良心の呵責に耐えきれず思わず助け船を出してしまったけれど、今回、今回だけですから。自分と、此処には居ない少佐殿にそう良い訳をして、漸く自分の食事に手を付ける。
目の前ではアイントプフにすら悪戦苦闘しているサガ。
(こっちも貰った方が良かったのかな。
―――やっぱり駄目だ。流石に此れは食べて貰わないと午後に支障を来すよなあ…)
戦闘時に魔力切れを起こして離脱する彼女は見たことが無いけども、この先無いとも言い切れない。この友人は非戦闘時でも日常的に衛生魔導を行使・救護の任に当たろうとして割と無茶なことをするから心配なのだ。
彼女の食事風景をぼんやりと眺めていると、銀糸の前髪が揺れるその向こうではぱちぱちと瞬きをする緋色の瞳が不思議そうに此方を覗き込んでいる。その瞳と視線が合うと彼女は目を細めて笑みを溢した。
「ふふ、ヴィーシャってば百面相ね」
端正な顔立ちがへらりと表情を崩した。『見ていて飽きないから、気が紛れて少しずつ食べられそう』と大変前向きなコメントも頂戴したが百面相とは失礼な。

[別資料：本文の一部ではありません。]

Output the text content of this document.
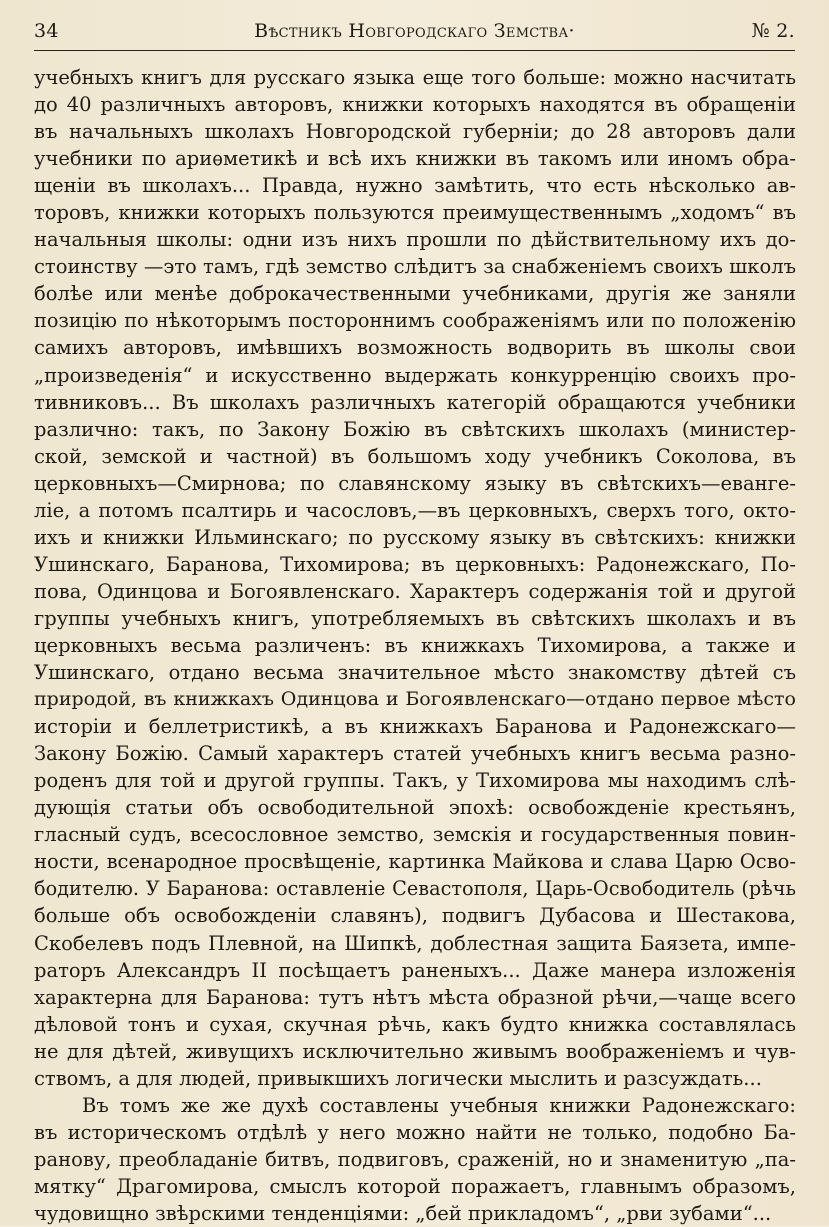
34	Вѣстникъ Новгородскаго Земства·	№ 2.
учебныхъ книгъ для русскаго языка еще того больше: можно насчитать
до 40 различныхъ авторовъ, книжки которыхъ находятся въ обращеніи
въ начальныхъ школахъ Новгородской губерніи; до 28 авторовъ дали
учебники по ариѳметикѣ и всѣ ихъ книжки въ такомъ или иномъ обра-
щеніи въ школахъ... Правда, нужно замѣтить, что есть нѣсколько ав-
торовъ, книжки которыхъ пользуются преимущественнымъ „ходомъ“ въ
начальныя школы: одни изъ нихъ прошли по дѣйствительному ихъ до-
стоинству —это тамъ, гдѣ земство слѣдитъ за снабженіемъ своихъ школъ
болѣе или менѣе доброкачественными учебниками, другія же заняли
позицію по нѣкоторымъ постороннимъ соображеніямъ или по положенію
самихъ авторовъ, имѣвшихъ возможность водворить въ школы свои
„произведенія“ и искусственно выдержать конкурренцію своихъ про-
тивниковъ... Въ школахъ различныхъ категорій обращаются учебники
различно: такъ, по Закону Божію въ свѣтскихъ школахъ (министер-
ской, земской и частной) въ большомъ ходу учебникъ Соколова, въ
церковныхъ—Смирнова; по славянскому языку въ свѣтскихъ—еванге-
ліе, а потомъ псалтирь и часословъ,—въ церковныхъ, сверхъ того, окто-
ихъ и книжки Ильминскаго; по русскому языку въ свѣтскихъ: книжки
Ушинскаго, Баранова, Тихомирова; въ церковныхъ: Радонежскаго, По-
пова, Одинцова и Богоявленскаго. Характеръ содержанія той и другой
группы учебныхъ книгъ, употребляемыхъ въ свѣтскихъ школахъ и въ
церковныхъ весьма различенъ: въ книжкахъ Тихомирова, а также и
Ушинскаго, отдано весьма значительное мѣсто знакомству дѣтей съ
природой, въ книжкахъ Одинцова и Богоявленскаго—отдано первое мѣсто
исторіи и беллетристикѣ, а въ книжкахъ Баранова и Радонежскаго—
Закону Божію. Самый характеръ статей учебныхъ книгъ весьма разно-
роденъ для той и другой группы. Такъ, у Тихомирова мы находимъ слѣ-
дующія статьи объ освободительной эпохѣ: освобожденіе крестьянъ,
гласный судъ, всесословное земство, земскія и государственныя повин-
ности, всенародное просвѣщеніе, картинка Майкова и слава Царю Осво-
бодителю. У Баранова: оставленіе Севастополя, Царь-Освободитель (рѣчь
больше объ освобожденіи славянъ), подвигъ Дубасова и Шестакова,
Скобелевъ подъ Плевной, на Шипкѣ, доблестная защита Баязета, импе-
раторъ Александръ II посѣщаетъ раненыхъ... Даже манера изложенія
характерна для Баранова: тутъ нѣтъ мѣста образной рѣчи,—чаще всего
дѣловой тонъ и сухая, скучная рѣчь, какъ будто книжка составлялась
не для дѣтей, живущихъ исключительно живымъ воображеніемъ и чув-
ствомъ, а для людей, привыкшихъ логически мыслить и разсуждать...
Въ томъ же же духѣ составлены учебныя книжки Радонежскаго:
въ историческомъ отдѣлѣ у него можно найти не только, подобно Ба-
ранову, преобладаніе битвъ, подвиговъ, сраженій, но и знаменитую „па-
мятку“ Драгомирова, смыслъ которой поражаетъ, главнымъ образомъ,
чудовищно звѣрскими тенденціями: „бей прикладомъ“, „рви зубами“...
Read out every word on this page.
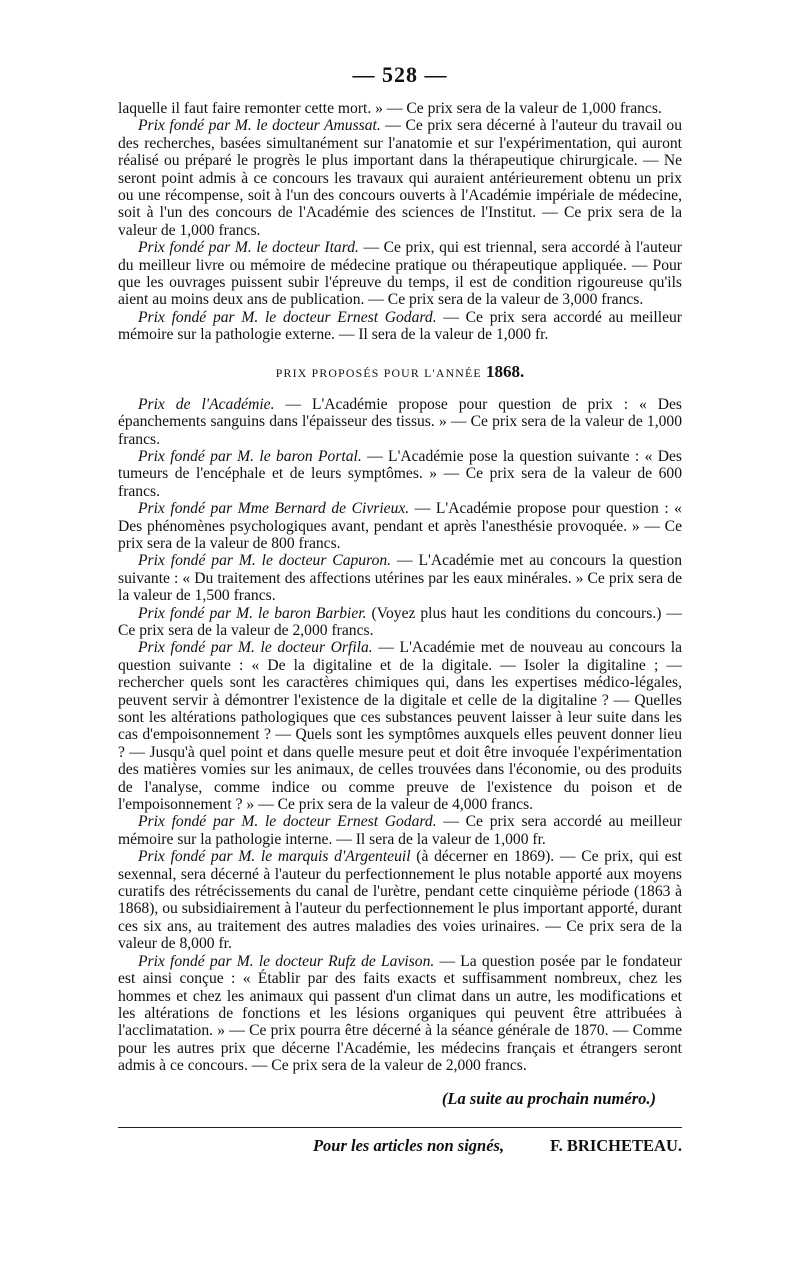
— 528 —

laquelle il faut faire remonter cette mort. » — Ce prix sera de la valeur de 1,000 francs.

Prix fondé par M. le docteur Amussat. — Ce prix sera décerné à l'auteur du travail ou des recherches, basées simultanément sur l'anatomie et sur l'expérimentation, qui auront réalisé ou préparé le progrès le plus important dans la thérapeutique chirurgicale. — Ne seront point admis à ce concours les travaux qui auraient antérieurement obtenu un prix ou une récompense, soit à l'un des concours ouverts à l'Académie impériale de médecine, soit à l'un des concours de l'Académie des sciences de l'Institut. — Ce prix sera de la valeur de 1,000 francs.

Prix fondé par M. le docteur Itard. — Ce prix, qui est triennal, sera accordé à l'auteur du meilleur livre ou mémoire de médecine pratique ou thérapeutique appliquée. — Pour que les ouvrages puissent subir l'épreuve du temps, il est de condition rigoureuse qu'ils aient au moins deux ans de publication. — Ce prix sera de la valeur de 3,000 francs.

Prix fondé par M. le docteur Ernest Godard. — Ce prix sera accordé au meilleur mémoire sur la pathologie externe. — Il sera de la valeur de 1,000 fr.

PRIX PROPOSÉS POUR L'ANNÉE 1868.

Prix de l'Académie. — L'Académie propose pour question de prix : « Des épanchements sanguins dans l'épaisseur des tissus. » — Ce prix sera de la valeur de 1,000 francs.

Prix fondé par M. le baron Portal. — L'Académie pose la question suivante : « Des tumeurs de l'encéphale et de leurs symptômes. » — Ce prix sera de la valeur de 600 francs.

Prix fondé par Mme Bernard de Civrieux. — L'Académie propose pour question : « Des phénomènes psychologiques avant, pendant et après l'anesthésie provoquée. » — Ce prix sera de la valeur de 800 francs.

Prix fondé par M. le docteur Capuron. — L'Académie met au concours la question suivante : « Du traitement des affections utérines par les eaux minérales. » Ce prix sera de la valeur de 1,500 francs.

Prix fondé par M. le baron Barbier. (Voyez plus haut les conditions du concours.) — Ce prix sera de la valeur de 2,000 francs.

Prix fondé par M. le docteur Orfila. — L'Académie met de nouveau au concours la question suivante : « De la digitaline et de la digitale. — Isoler la digitaline ; — rechercher quels sont les caractères chimiques qui, dans les expertises médico-légales, peuvent servir à démontrer l'existence de la digitale et celle de la digitaline ? — Quelles sont les altérations pathologiques que ces substances peuvent laisser à leur suite dans les cas d'empoisonnement ? — Quels sont les symptômes auxquels elles peuvent donner lieu ? — Jusqu'à quel point et dans quelle mesure peut et doit être invoquée l'expérimentation des matières vomies sur les animaux, de celles trouvées dans l'économie, ou des produits de l'analyse, comme indice ou comme preuve de l'existence du poison et de l'empoisonnement ? » — Ce prix sera de la valeur de 4,000 francs.

Prix fondé par M. le docteur Ernest Godard. — Ce prix sera accordé au meilleur mémoire sur la pathologie interne. — Il sera de la valeur de 1,000 fr.

Prix fondé par M. le marquis d'Argenteuil (à décerner en 1869). — Ce prix, qui est sexennal, sera décerné à l'auteur du perfectionnement le plus notable apporté aux moyens curatifs des rétrécissements du canal de l'urètre, pendant cette cinquième période (1863 à 1868), ou subsidiairement à l'auteur du perfectionnement le plus important apporté, durant ces six ans, au traitement des autres maladies des voies urinaires. — Ce prix sera de la valeur de 8,000 fr.

Prix fondé par M. le docteur Rufz de Lavison. — La question posée par le fondateur est ainsi conçue : « Établir par des faits exacts et suffisamment nombreux, chez les hommes et chez les animaux qui passent d'un climat dans un autre, les modifications et les altérations de fonctions et les lésions organiques qui peuvent être attribuées à l'acclimatation. » — Ce prix pourra être décerné à la séance générale de 1870. — Comme pour les autres prix que décerne l'Académie, les médecins français et étrangers seront admis à ce concours. — Ce prix sera de la valeur de 2,000 francs.

(La suite au prochain numéro.)
Pour les articles non signés,	F. BRICHETEAU.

「フォーク持って殺気立ってたサガの方が面白かったと思うけど…」
「え、そう?」
「サガの周囲だけ席空いていたし、グランツ少尉も怖がってた」
サガ本人が自覚する以上に異様な空気を放っていたことを指摘して怯えるグランツの真似をしてみせると、『あら、それは少尉に悪いことをしました』と然して気に留める様子も無くましてや彼に弁明をする訳でも無く、ただ淡々とコメントを述べた。
「ふ」「あはは」
どちらからともなく笑い声が漏れる。
女性士官二人の楽しげな声が食堂内を駆け抜けると、聞き耳を立てていたグランツ少尉が『ちょっと!お二人して小官を笑い者にしてないですか!?』と憤慨しながら二人の席に向かっていった。
+++++
「セレブリャコーフ少尉より先に声掛けてやれば良かったのに、なんで行かないかなあ」
言葉には出さないが『馬鹿なの?お前』と声色で伝わる様に言い咎めると、ケーニッヒは言い淀むように明後日の方角に顔を背けた。
「………あんな少尉の様子だと声は掛け辛いだろ」
食堂で彼女を見掛けた時本当は直ぐにでも声を掛けるつもりでいた。
だけど普段目にすることもない表情を彼女がしていたものだから、もう少しだけ其れを見ていたいと思ったのだ。